As you probably noticed in the pics, I have a physical copy of this e-book. The reason for this is that I am old school, and I like to read things printed on dead trees. I realize the enormous irony of typing that very sentence onto a web blog. Fight me. Anyway, moving on. I got the e-book printed out and bought a binder for basically another +$35. If I had looked at this book for purchase off a bookshelf for over $80, I probably would not have purchased it, but doing it piecemeal like I did distributed the costs enough that it was acceptable.

Wrapping Up

I will definitely be getting my money’s worth out of it. I discovered that I was getting half to two-third’s the daily amount of protein I should be getting, for my current goals. I’ve already seen my physique starting to improve and my strength in the gym going up more than I have ever seen it go up before.
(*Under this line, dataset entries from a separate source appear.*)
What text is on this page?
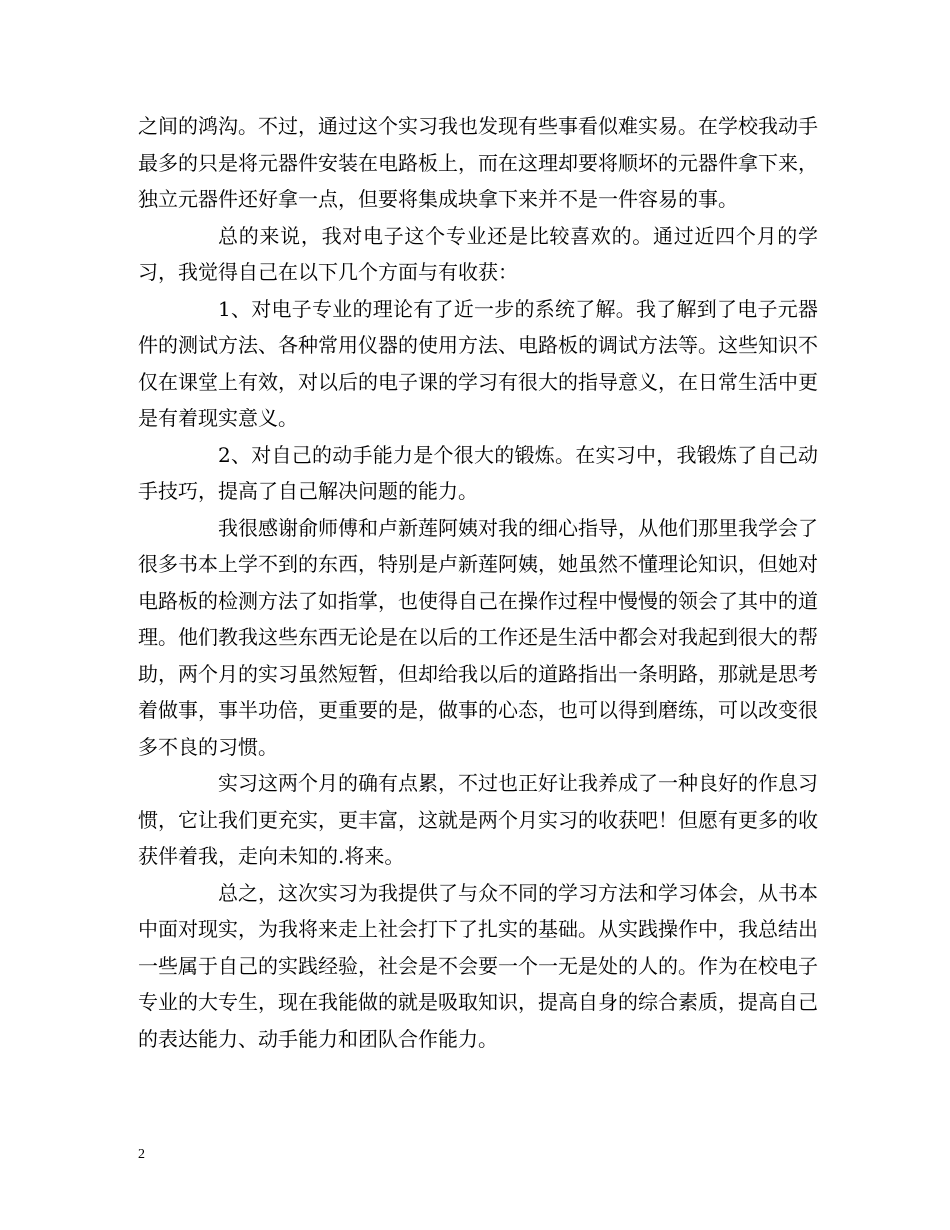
之间的鸿沟。不过，通过这个实习我也发现有些事看似难实易。在学校我动手最多的只是将元器件安装在电路板上，而在这理却要将顺坏的元器件拿下来，独立元器件还好拿一点，但要将集成块拿下来并不是一件容易的事。

总的来说，我对电子这个专业还是比较喜欢的。通过近四个月的学习，我觉得自己在以下几个方面与有收获：

1、对电子专业的理论有了近一步的系统了解。我了解到了电子元器件的测试方法、各种常用仪器的使用方法、电路板的调试方法等。这些知识不仅在课堂上有效，对以后的电子课的学习有很大的指导意义，在日常生活中更是有着现实意义。

2、对自己的动手能力是个很大的锻炼。在实习中，我锻炼了自己动手技巧，提高了自己解决问题的能力。

我很感谢俞师傅和卢新莲阿姨对我的细心指导，从他们那里我学会了很多书本上学不到的东西，特别是卢新莲阿姨，她虽然不懂理论知识，但她对电路板的检测方法了如指掌，也使得自己在操作过程中慢慢的领会了其中的道理。他们教我这些东西无论是在以后的工作还是生活中都会对我起到很大的帮助，两个月的实习虽然短暂，但却给我以后的道路指出一条明路，那就是思考着做事，事半功倍，更重要的是，做事的心态，也可以得到磨练，可以改变很多不良的习惯。

实习这两个月的确有点累，不过也正好让我养成了一种良好的作息习惯，它让我们更充实，更丰富，这就是两个月实习的收获吧！但愿有更多的收获伴着我，走向未知的.将来。

总之，这次实习为我提供了与众不同的学习方法和学习体会，从书本中面对现实，为我将来走上社会打下了扎实的基础。从实践操作中，我总结出一些属于自己的实践经验，社会是不会要一个一无是处的人的。作为在校电子专业的大专生，现在我能做的就是吸取知识，提高自身的综合素质，提高自己的表达能力、动手能力和团队合作能力。

2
This will probably be the only nutrition-oriented book I buy for a long while, simply because it’s so thorough. I do plan on getting another book that should be a little more exercise-oriented, Body by Science. But that’s for another day.

Stay healthy, stay ready, and I’ll see you next Friday.


2 thoughts on “Book Review: The Ultimate Guide to Body Recomposition, by Jeff Nippard, BS and Chris Barakat, MS, ATC, CISSN

  1. If you want to get more into the lifting and exercise piece of it, Arnold Schwarzenegger’s Encyclopedia of Modern Bodybuilding is actually a really good resource. He was obsessive about how to tweak various muscles with different lifts.